Art aborigène – L’urbanisation du rêve

Vivant en symbiose avec leur environnement naturel depuis des temps immémoriaux, les tribus aborigènes australiennes ont tissé avec les plaines, collines, forêts, déserts et rivières qui les hébergent des liens profonds, salvateurs et indéfectibles, immortalisés par un langage pictural unique, également messager des légendes remontant au Temps du Rêve, celui d’avant la genèse de notre terre, là où tout a commencé. Au cœur de cet art collectif et spirituel, s’élabore une forme de cartographie poétique et chiffrée que rythment la régularité des points et la sinuosité des courbes, épicée des teintures dérivées des terres ocres, blanches et noires, ou de couleurs vives. Art le plus souvent éphémère à l’origine – dessins sur le sable, peintures végétales à même le sol – associé aux traditions et mythes originels, ces peintures aujourd’hui sur toile sont un moyen de préserver les fondamentaux, de perpétuer une histoire ancestrale et une symbolique à travers des récits qui évoquent le Temps du Rêve avec sa loi qui interdit d’en révéler les arcanes aux non-initiés. Elles sont aussi pour d’autres une façon de témoigner des séquelles et conséquences de la colonisation qui débuta au XVIIIe siècle. Les drames et expropriations qui lui sont inhérents ont laissé des plaies à jamais béantes, devenues source d’inspiration de toute une génération de peintres. Les années 1960 et 1970 voient par ailleurs affluer vers les villes des populations aborigènes en quête de subsistance, d’aide, de travail. Forts du constat d’échec prédominant chez la majorité d’entre elles, les messages picturaux se font davantage engagés et sociopolitiques, mais c’est toujours la couleur, la tendresse, voire l’humour qui prédominent.
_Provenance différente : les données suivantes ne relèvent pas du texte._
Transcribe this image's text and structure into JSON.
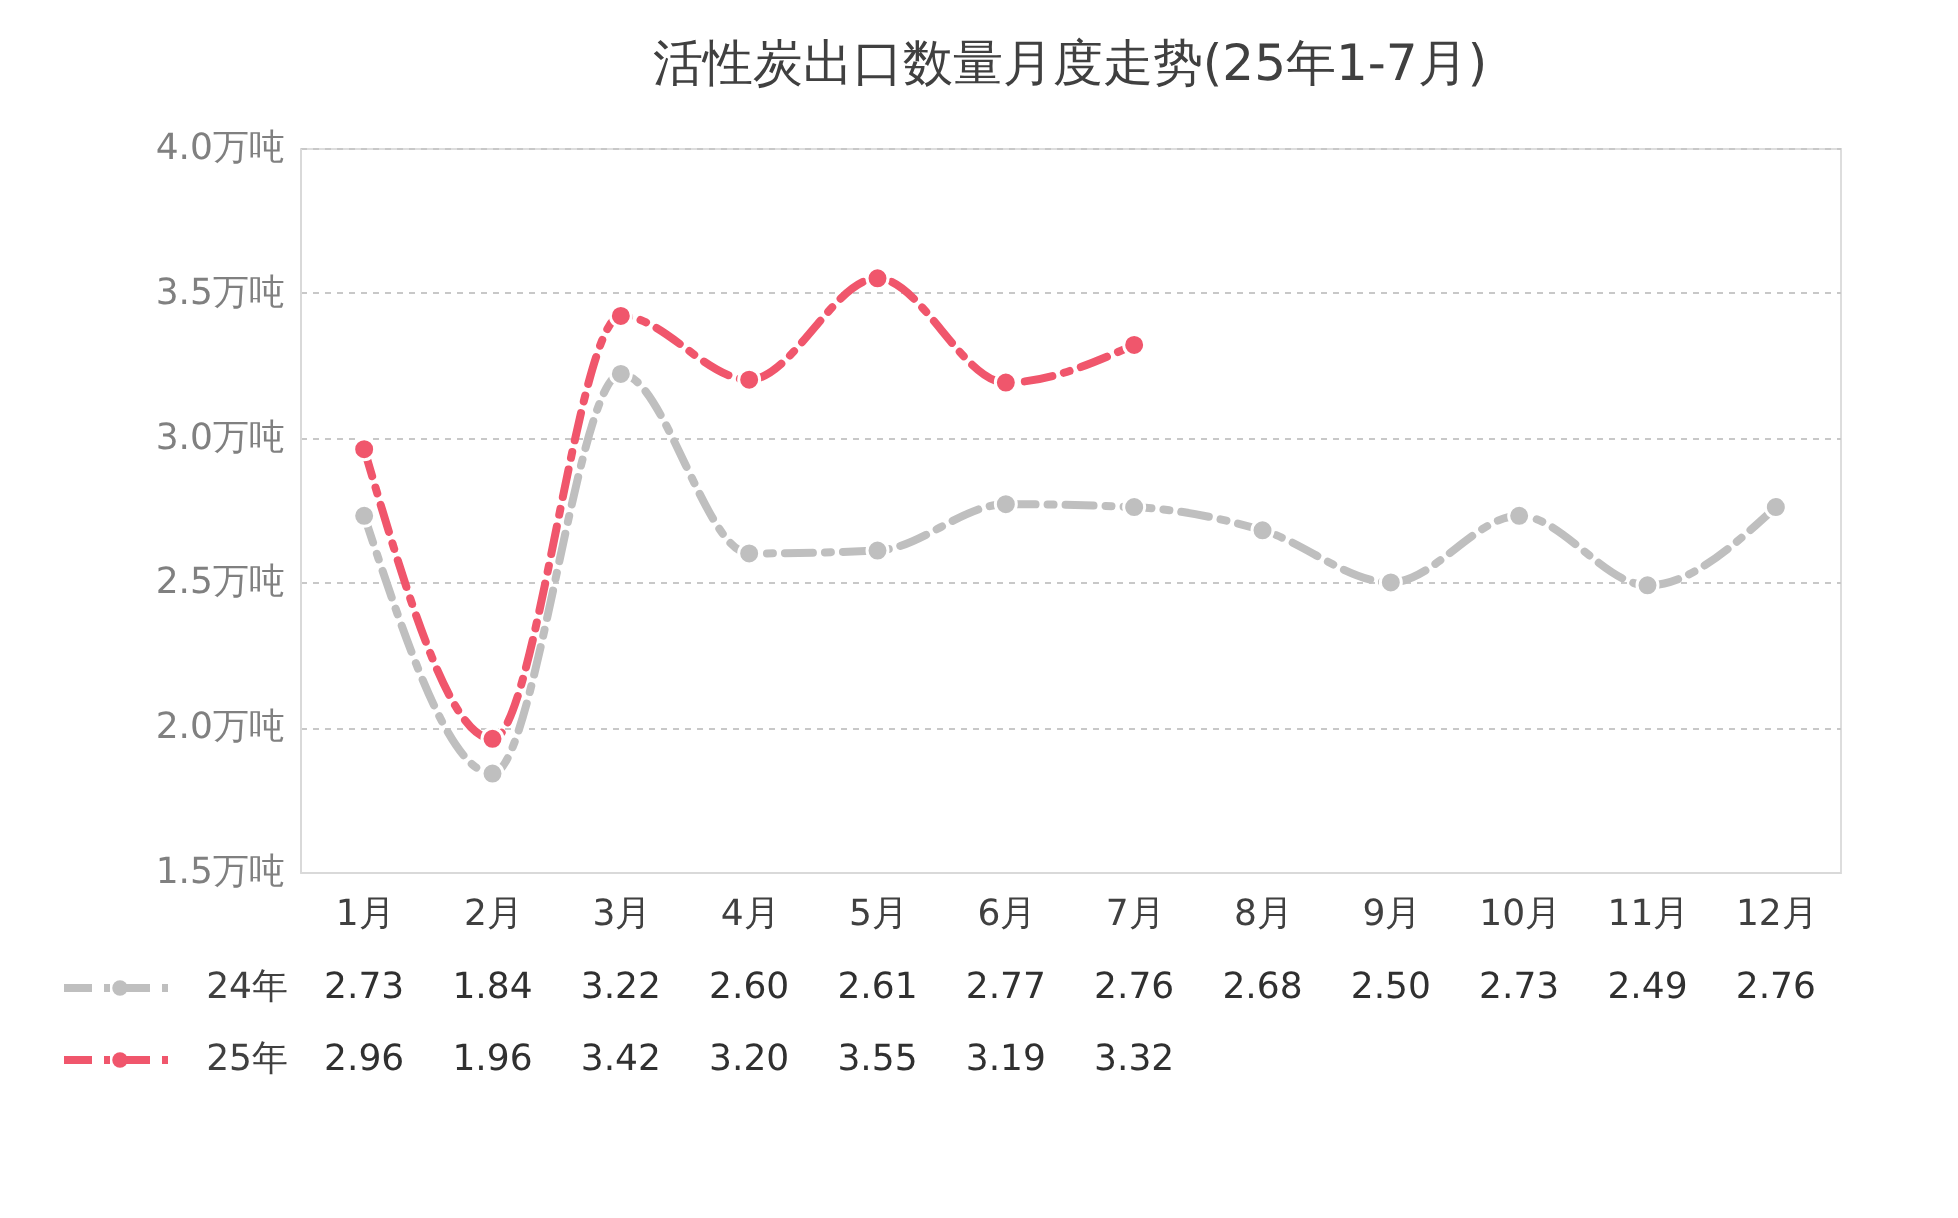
{
  "chart_data": {
    "type": "line",
    "title": "活性炭出口数量月度走势(25年1-7月)",
    "categories": [
      "1月",
      "2月",
      "3月",
      "4月",
      "5月",
      "6月",
      "7月",
      "8月",
      "9月",
      "10月",
      "11月",
      "12月"
    ],
    "series": [
      {
        "name": "24年",
        "color": "#bfbfbf",
        "values": [
          2.73,
          1.84,
          3.22,
          2.6,
          2.61,
          2.77,
          2.76,
          2.68,
          2.5,
          2.73,
          2.49,
          2.76
        ],
        "value_labels": [
          "2.73",
          "1.84",
          "3.22",
          "2.60",
          "2.61",
          "2.77",
          "2.76",
          "2.68",
          "2.50",
          "2.73",
          "2.49",
          "2.76"
        ]
      },
      {
        "name": "25年",
        "color": "#f0566c",
        "values": [
          2.96,
          1.96,
          3.42,
          3.2,
          3.55,
          3.19,
          3.32,
          null,
          null,
          null,
          null,
          null
        ],
        "value_labels": [
          "2.96",
          "1.96",
          "3.42",
          "3.20",
          "3.55",
          "3.19",
          "3.32",
          null,
          null,
          null,
          null,
          null
        ]
      }
    ],
    "ylim": [
      1.5,
      4.0
    ],
    "yticks": [
      {
        "value": 1.5,
        "label": "1.5万吨"
      },
      {
        "value": 2.0,
        "label": "2.0万吨"
      },
      {
        "value": 2.5,
        "label": "2.5万吨"
      },
      {
        "value": 3.0,
        "label": "3.0万吨"
      },
      {
        "value": 3.5,
        "label": "3.5万吨"
      },
      {
        "value": 4.0,
        "label": "4.0万吨"
      }
    ],
    "grid": "y",
    "legend": "bottom",
    "marker": "circle",
    "line_style": "dashed"
  }
}
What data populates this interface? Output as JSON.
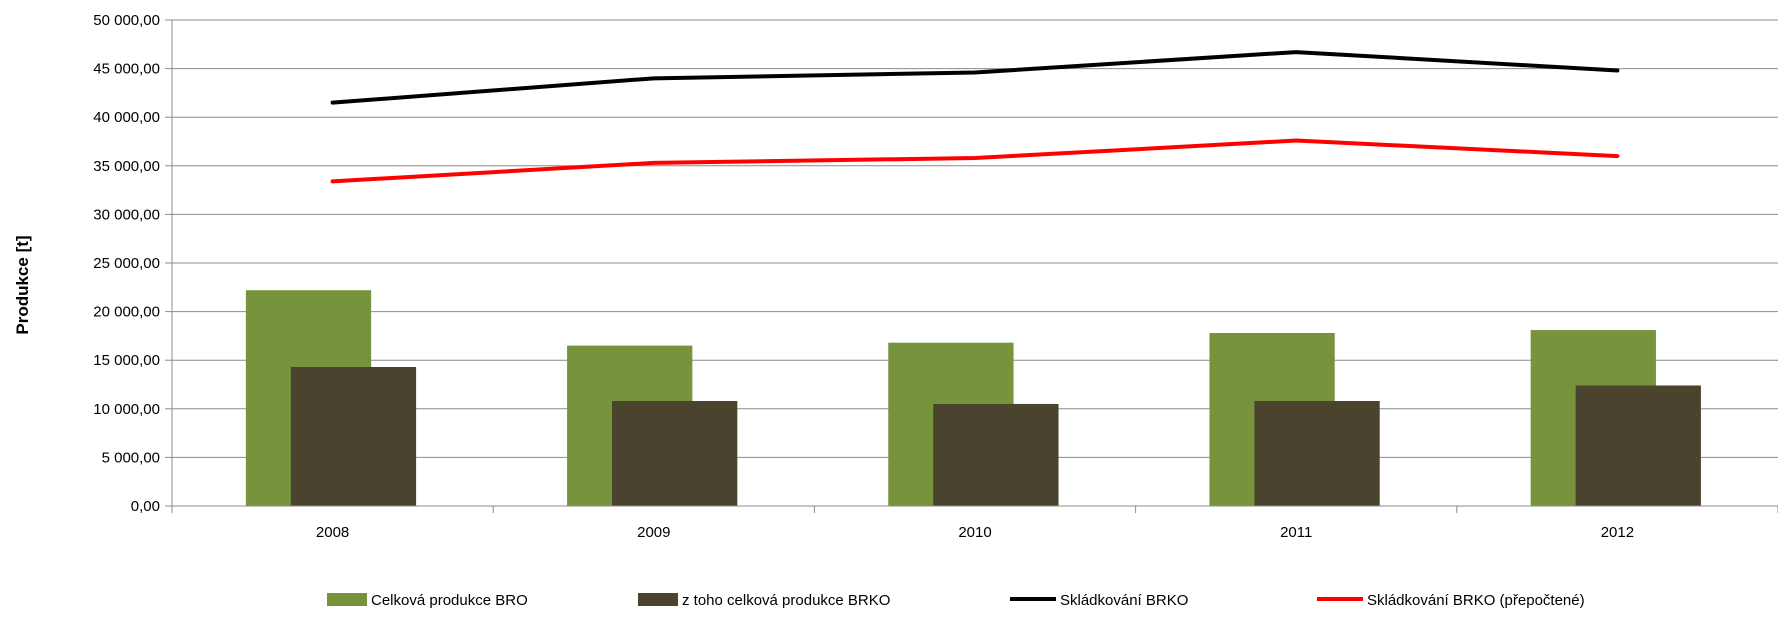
{
  "chart_data": {
    "type": "bar",
    "categories": [
      "2008",
      "2009",
      "2010",
      "2011",
      "2012"
    ],
    "ylabel": "Produkce [t]",
    "xlabel": "",
    "ylim": [
      0,
      50000
    ],
    "yticks": [
      0,
      5000,
      10000,
      15000,
      20000,
      25000,
      30000,
      35000,
      40000,
      45000,
      50000
    ],
    "ytick_labels": [
      "0,00",
      "5 000,00",
      "10 000,00",
      "15 000,00",
      "20 000,00",
      "25 000,00",
      "30 000,00",
      "35 000,00",
      "40 000,00",
      "45 000,00",
      "50 000,00"
    ],
    "grid": true,
    "legend_position": "bottom",
    "series": [
      {
        "name": "Celková produkce BRO",
        "kind": "bar",
        "color": "#77933c",
        "values": [
          22200,
          16500,
          16800,
          17800,
          18100
        ]
      },
      {
        "name": "z toho celková produkce BRKO",
        "kind": "bar",
        "color": "#4a432d",
        "values": [
          14300,
          10800,
          10500,
          10800,
          12400
        ]
      },
      {
        "name": "Skládkování BRKO",
        "kind": "line",
        "color": "#000000",
        "values": [
          41500,
          44000,
          44600,
          46700,
          44800
        ]
      },
      {
        "name": "Skládkování BRKO (přepočtené)",
        "kind": "line",
        "color": "#ff0000",
        "values": [
          33400,
          35300,
          35800,
          37600,
          36000
        ]
      }
    ]
  }
}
Les artistes présentés à la galerie Redot viennent de Tangentyere, camp situé dans la banlieue d’Alice Spring, chef-lieu du cœur désertique et mythique du continent. La proximité de la ville a progressivement modifié les habitudes de vie, engendré des mutations irréversibles, et élargi la thématique abordée par les artistes locaux. Nombre d’aborigènes sont ainsi venus dans la cité pour simplement tenter de survivre. C’est leur histoire et leur quotidien que racontent les peintres de Tangentyere, nous entraînant progressivement au-delà des frontières communément établies délimitant l’art aborigène – tant par les sujets abordés que par les techniques empruntées à la peinture occidentale.

Grace Robinya courtesy Redot gallery, Singapour
Coloured blankets, acrylique sur toile (90 x 60 cm), Grace Robinya

Avec Coloured blankets, par exemple, Grace Robinya fait référence «  aux couvertures ou jupes d’autrefois. Au tissu, dont ma famille se servait pour les fabriquer. Quatre de mes tantes travaillaient pour une mission et confectionnaient des vêtements et uniformes pour les enfants, se souvient-elle. J’étais gamine alors. Des Blancs leur apprenaient comment coudre et à l’école nous portions ces habits.  » Dan Jones rend pour sa part hommage au camion  : «  Appartenant à la communauté d’Utopia, il ramène le courrier et les vivres de la ville. Parfois il m’emmène cahin-caha et moyennant quelques sous à Alice Spring, à la manière des bus du bush, raconte-t-il. D’autres fois, il fait office de bus scolaire. Il dépose chacun où il doit aller, même les chiens  !  ».